Connecticut would reduce the blood alcohol threshold for drunken driving from .08 to .05 under a bill advanced last week on a divided vote of the legislature’s Transportation Committee.
The panel voted 21-15 to send the bill to the state Senate for consideration. The proposal, which found support and opposition from members on both sides of the aisle, is one of several bills intended to reduce roadway fatalities following an especially deadly year on Connecticut roadways.
“This is a serious issue,” said Rep. Roland Lemar, a New Haven Democrat who co-chairs the committee. “The dramatic increase in roadway fatalities suggests that something is off in how we are now treating all of these recreational drugs.”
Lowering the drunken-driving threshold to .05 would put Connecticut in the company of just Utah, which lowered its blood alcohol limit at the end of 2018.
During a public hearing last month, state Transportation Commissioner Garrett Eucalitto told the panel that Utah has recorded fewer crashes and roadway fatalities in the years since its law was adopted.
Connecticut, on the other hand, has experienced an increase in alcohol-impaired fatalities. In 2020, the state ranked third in the nation for the percent of crash fatalities that were caused by drunken drivers, Eucalitto said.
“To be frank, Connecticut has a drunk driving problem,” he said. “We’re one of the worst-offending states in the nation… This is unacceptable. What we’ve been doing is no longer working and it’s time for us to do everything in our power to change the behavior of Connecticut’s drivers.”
Prior to Friday’s vote, the Transportation Committee engaged in a wide-ranging debate over whether lowering the state’s blood alcohol limit was the best method of changing driver behavior.
“You can’t legislate common sense,” said Sen.

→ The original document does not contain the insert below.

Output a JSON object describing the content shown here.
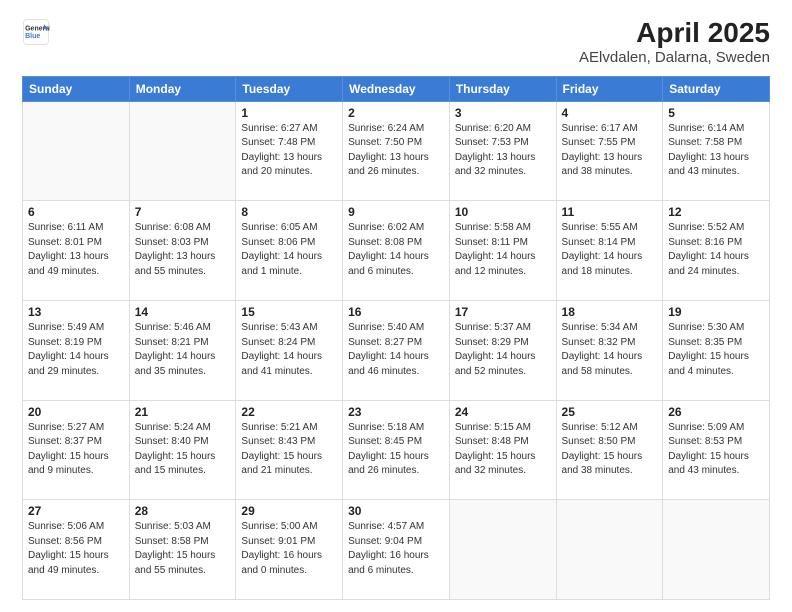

Tony Hwang, a Fairfield Republican who ultimately voted in favor of the bill, “that’s the debate — the challenge of trying to balance. You’re going to have people challenge that this is too much of a mandate and that we’re going to restrict people’s ability to have a cocktail or two and then obviously the irrefutable evidence of impaired driving’s devastation on our roads.”
Sen. Christine Cohen, a Guilford Democrat who co-chairs the committee, said that the bill was not intended to restrict residents’ ability to enjoy alcohol but was designed to encourage them to choose options like Uber or transit buses rather than getting behind a wheel after they had been drinking.
“We want people to have fun while they’re out there,” Cohen said. “We want people to visit our restaurants and other establishments and enjoy themselves in however way they see fit but we also want people to be safe on our roadways.”
Meanwhile, several of the panel’s Republican members voiced opposition to the bill because it did not address drivers operating under the influence of cannabis, which they argued was a more immediate problem.
“Going from .08 to .05 is fine, but it’s frankly ridiculous when we’ve got such a marijuana problem going on and an inability to address that in testing and what not,” Rep. Tom O’Dea, R-New Canaan, said. “While I appreciate the good intentions of this bill, I think we are ignoring the biggest problem we have and that’s the marijuana problem.”
Both the committee’s co-chairs agreed that no one should be operating a vehicle after they had consumed either alcohol or cannabis.
Meanwhile, some lawmakers expressed concern that lowering the blood alcohol limit would not effectively reduce the rate of drunken driving in Connecticut. Rep. Geraldo Reyes, D-Waterbury, told the committee that he had struggled with alcoholism throughout his life and had been sober for the last 13 years “by the grace of God.”
Reyes, who voted against the bill, said it was a personal decision and not a legislated blood alcohol limit that dictated whether a person would drive while inebriated.
“I believe in my heart that if a person is going to drink and drive, the alcohol level number isn’t going to be the reason that stops them one way or the other,” Reyes said.